Gaming and Leisure Properties Has ‘Stable,’ Says Fitch

Gaming and Leisure Properties (NASDAQ:GLPI) was affirmed at a credit entry rating of “BBB-” — the lowest investiture level — with a “stable” outlook past Fitch Ratings.

The ratings bureau noted the cassino landlord’s deferred payment tier is hindered past gaming real landed estate investment funds trusts (REITs) having weaker dependent on(p) liquidity profiles than other commercial REITs, but GLPI’s leveraging ratio is within the 4.5x to 5.5x chain of comparably rated existent landed estate firms.

Fitch expects GLPI to control through and through the cycle with purchase at or infra 5.5x, which is seize for a ‘BBB-‘ rated U.S. REIT with the company’s plus profile,” according to the search firm. “GLPI’s ratings hold some tolerance for leveraging to temporarily surpass 5.5x for larger acquisitions; however, Fitch would await the troupe to yield to below 5.5x within 12-18 months of an acquisition through debt quittance from equity sales and retained cash in flows.”

Penn Entertainment is GLPI’s largest renter and other clients include Bally’s, Boyd Gaming, Caesars Entertainment and Cordish Cos.

Gaming and Leisure Client Stability

Compared to contender VICI Properties (NYSE: VICI), Gaming and Leisure’s Las Vegas exposure, including the Strip, is low.

However, the REIT is indirectly uncovered to kinetics inwards the U.S. casino nerve center because clients such as Bally’s, Boyd Gaming and Caesars Entertainment have substantial footprints there. That triplet combined for 29% of GLPI’s first-quarter rental income patch Penn, which operates the M Resort inward Henderson Nevada, and Cordish combined for 70%.

“The original leases experience long initial terms and cross-default provisions, providing stability and visibility to GLPI’s hard currency flows, and assist insulate the fellowship from single asset and/or market-level underperformance. Each publically traded major tenant accessed the capital markets throughout the pandemic and has intelligent liquidity,” added Fitch.

The ratings authority noted GLPI’s tenants, including Penn, have got weaker deferred payment profiles than the REIT itself, but those concerns are mitigated by long-term leases and default on provisions featured inward those contracts.

Gaming and Leisure Has Perks for Investors

Since existence spun away from William Penn in 2013, GLPI has been a steady dividend grower and it even out paid a special dividend inward late 2021. The shares closed today with a payout bear 5.82%.

Additionally, the REIT has a reputation for savvy deal-making, often scooping upwards the belongings assets of regional casinos at attractive prices. Gaming and Leisure itself has also been mentioned as a takeover target, but for now, that’s just old speculation. Broadly speaking, GLPI’s equilibrize tack is steady and the companion has avenues to bring up hard cash should it need to.

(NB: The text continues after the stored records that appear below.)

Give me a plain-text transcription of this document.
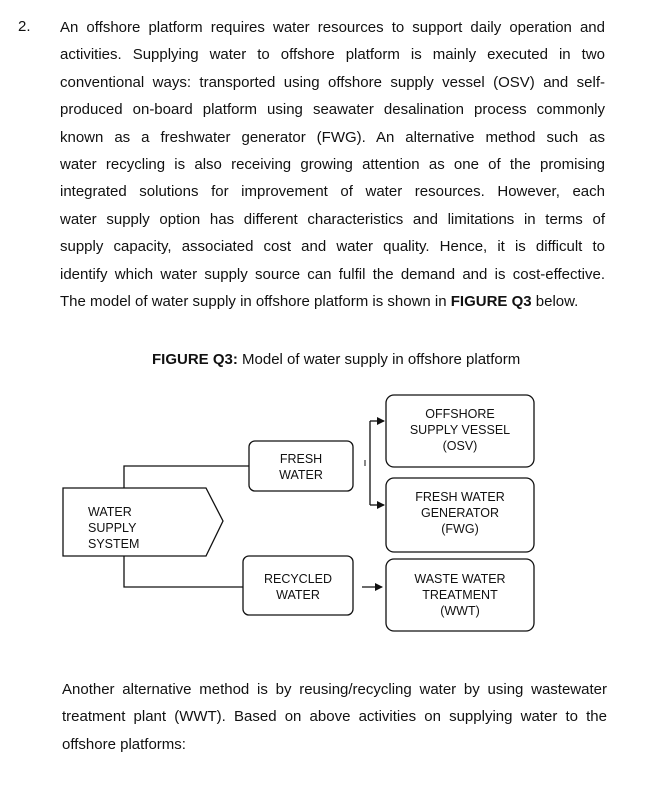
2. An offshore platform requires water resources to support daily operation and
activities. Supplying water to offshore platform is mainly executed in two
conventional ways: transported using offshore supply vessel (OSV) and self-
produced on-board platform using seawater desalination process commonly
known as a freshwater generator (FWG). An alternative method such as
water recycling is also receiving growing attention as one of the promising
integrated solutions for improvement of water resources. However, each
water supply option has different characteristics and limitations in terms of
supply capacity, associated cost and water quality. Hence, it is difficult to
identify which water supply source can fulfil the demand and is cost-effective.
The model of water supply in offshore platform is shown in FIGURE Q3 below.
FIGURE Q3: Model of water supply in offshore platform
WATER
SUPPLY
SYSTEM
FRESH
WATER
RECYCLED
WATER
OFFSHORE
SUPPLY VESSEL
(OSV)
FRESH WATER
GENERATOR
(FWG)
WASTE WATER
TREATMENT
(WWT)
Another alternative method is by reusing/recycling water by using wastewater
treatment plant (WWT). Based on above activities on supplying water to the
offshore platforms:
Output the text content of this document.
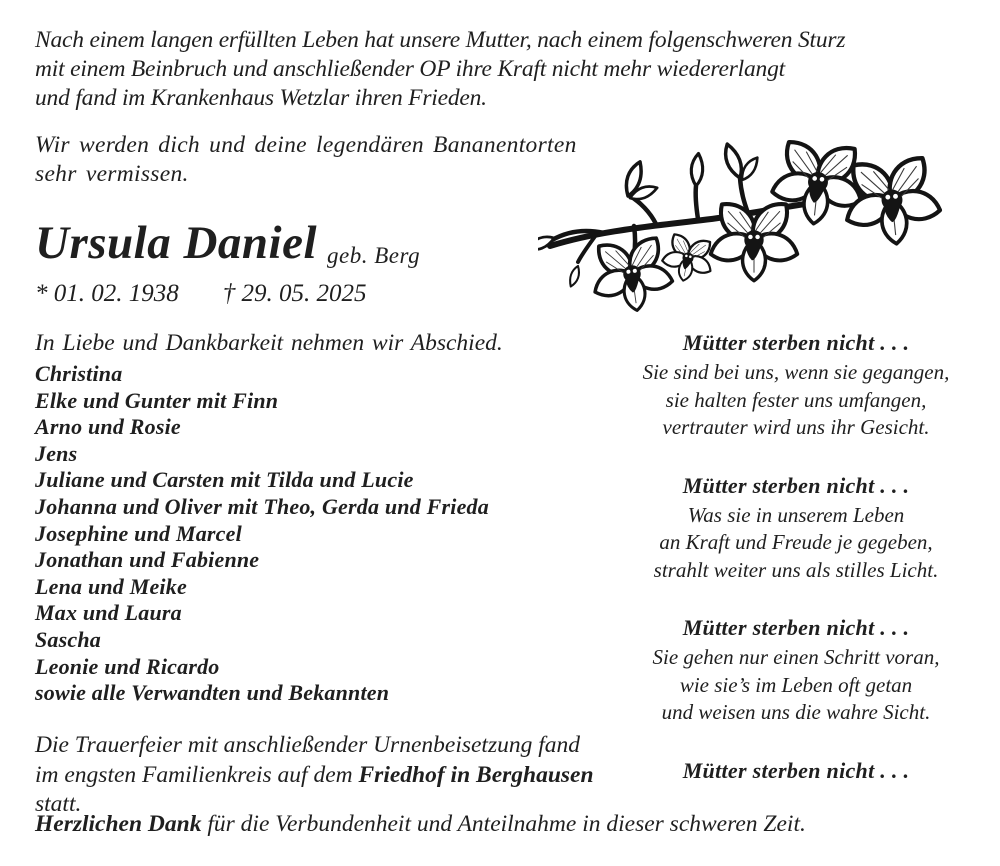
Nach einem langen erfüllten Leben hat unsere Mutter, nach einem folgenschweren Sturz
mit einem Beinbruch und anschließender OP ihre Kraft nicht mehr wiedererlangt
und fand im Krankenhaus Wetzlar ihren Frieden.
Wir werden dich und deine legendären Bananentorten
sehr vermissen.
Ursula Daniel geb. Berg
* 01. 02. 1938 † 29. 05. 2025
In Liebe und Dankbarkeit nehmen wir Abschied.
Christina
Elke und Gunter mit Finn
Arno und Rosie
Jens
Juliane und Carsten mit Tilda und Lucie
Johanna und Oliver mit Theo, Gerda und Frieda
Josephine und Marcel
Jonathan und Fabienne
Lena und Meike
Max und Laura
Sascha
Leonie und Ricardo
sowie alle Verwandten und Bekannten
Mütter sterben nicht . . .
Sie sind bei uns, wenn sie gegangen,
sie halten fester uns umfangen,
vertrauter wird uns ihr Gesicht.
Mütter sterben nicht . . .
Was sie in unserem Leben
an Kraft und Freude je gegeben,
strahlt weiter uns als stilles Licht.
Mütter sterben nicht . . .
Sie gehen nur einen Schritt voran,
wie sie’s im Leben oft getan
und weisen uns die wahre Sicht.
Mütter sterben nicht . . .
Die Trauerfeier mit anschließender Urnenbeisetzung fand
im engsten Familienkreis auf dem Friedhof in Berghausen statt.
Herzlichen Dank für die Verbundenheit und Anteilnahme in dieser schweren Zeit.
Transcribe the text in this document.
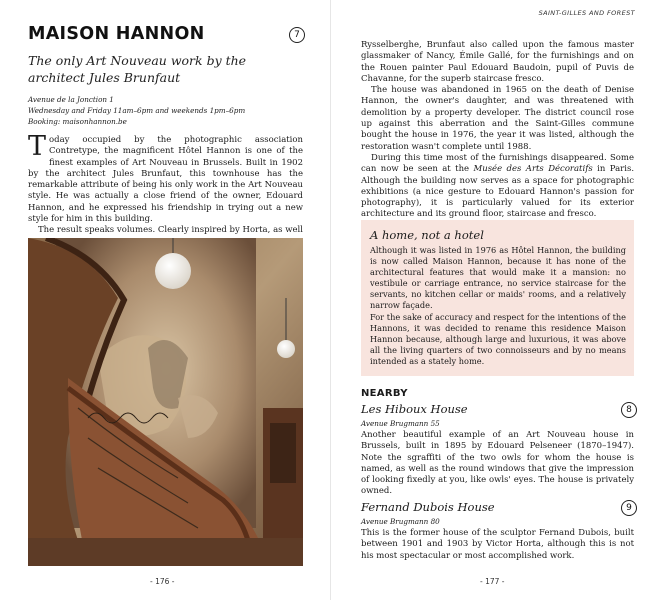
MAISON HANNON	7
The only Art Nouveau work by the architect Jules Brunfaut
Avenue de la Jonction 1
Wednesday and Friday 11am–6pm and weekends 1pm–6pm
Booking: maisonhannon.be

Today occupied by the photographic association Contretype, the magnificent Hôtel Hannon is one of the finest examples of Art Nouveau in Brussels. Built in 1902 by the architect Jules Brunfaut, this townhouse has the remarkable attribute of being his only work in the Art Nouveau style. He was actually a close friend of the owner, Edouard Hannon, and he expressed his friendship in trying out a new style for him in this building.

The result speaks volumes. Clearly inspired by Horta, as well

- 176 -
SAINT-GILLES AND FOREST

Rysselberghe, Brunfaut also called upon the famous master glassmaker of Nancy, Émile Gallé, for the furnishings and on the Rouen painter Paul Edouard Baudoin, pupil of Puvis de Chavanne, for the superb staircase fresco.

The house was abandoned in 1965 on the death of Denise Hannon, the owner's daughter, and was threatened with demolition by a property developer. The district council rose up against this aberration and the Saint-Gilles commune bought the house in 1976, the year it was listed, although the restoration wasn't complete until 1988.

During this time most of the furnishings disappeared. Some can now be seen at the Musée des Arts Décoratifs in Paris. Although the building now serves as a space for photographic exhibitions (a nice gesture to Edouard Hannon's passion for photography), it is particularly valued for its exterior architecture and its ground floor, staircase and fresco.

A home, not a hotel

Although it was listed in 1976 as Hôtel Hannon, the building is now called Maison Hannon, because it has none of the architectural features that would make it a mansion: no vestibule or carriage entrance, no service staircase for the servants, no kitchen cellar or maids' rooms, and a relatively narrow façade.

For the sake of accuracy and respect for the intentions of the Hannons, it was decided to rename this residence Maison Hannon because, although large and luxurious, it was above all the living quarters of two connoisseurs and by no means intended as a stately home.

NEARBY
Les Hiboux House	8
Avenue Brugmann 55
Another beautiful example of an Art Nouveau house in Brussels, built in 1895 by Edouard Pelseneer (1870–1947). Note the sgraffiti of the two owls for whom the house is named, as well as the round windows that give the impression of looking fixedly at you, like owls' eyes. The house is privately owned.
Fernand Dubois House	9
Avenue Brugmann 80
This is the former house of the sculptor Fernand Dubois, built between 1901 and 1903 by Victor Horta, although this is not his most spectacular or most accomplished work.
- 177 -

“GLPI’s portfolio is solely unencumbered, providing the fellowship with ample mental ability to borrow secured debt in a stress scenario below the tests inward its senior unsecured draw together and bank building covenants,” concluded Fitch. “The company has no secured debt and unsecured assets / meshing unsecured debt (UA/UD) is to a higher place 2.0x, giving the plentiful company contingent liquidity. The company’s assets are preponderantly regional, considered less cyclical than Las Vegas striptease assets.”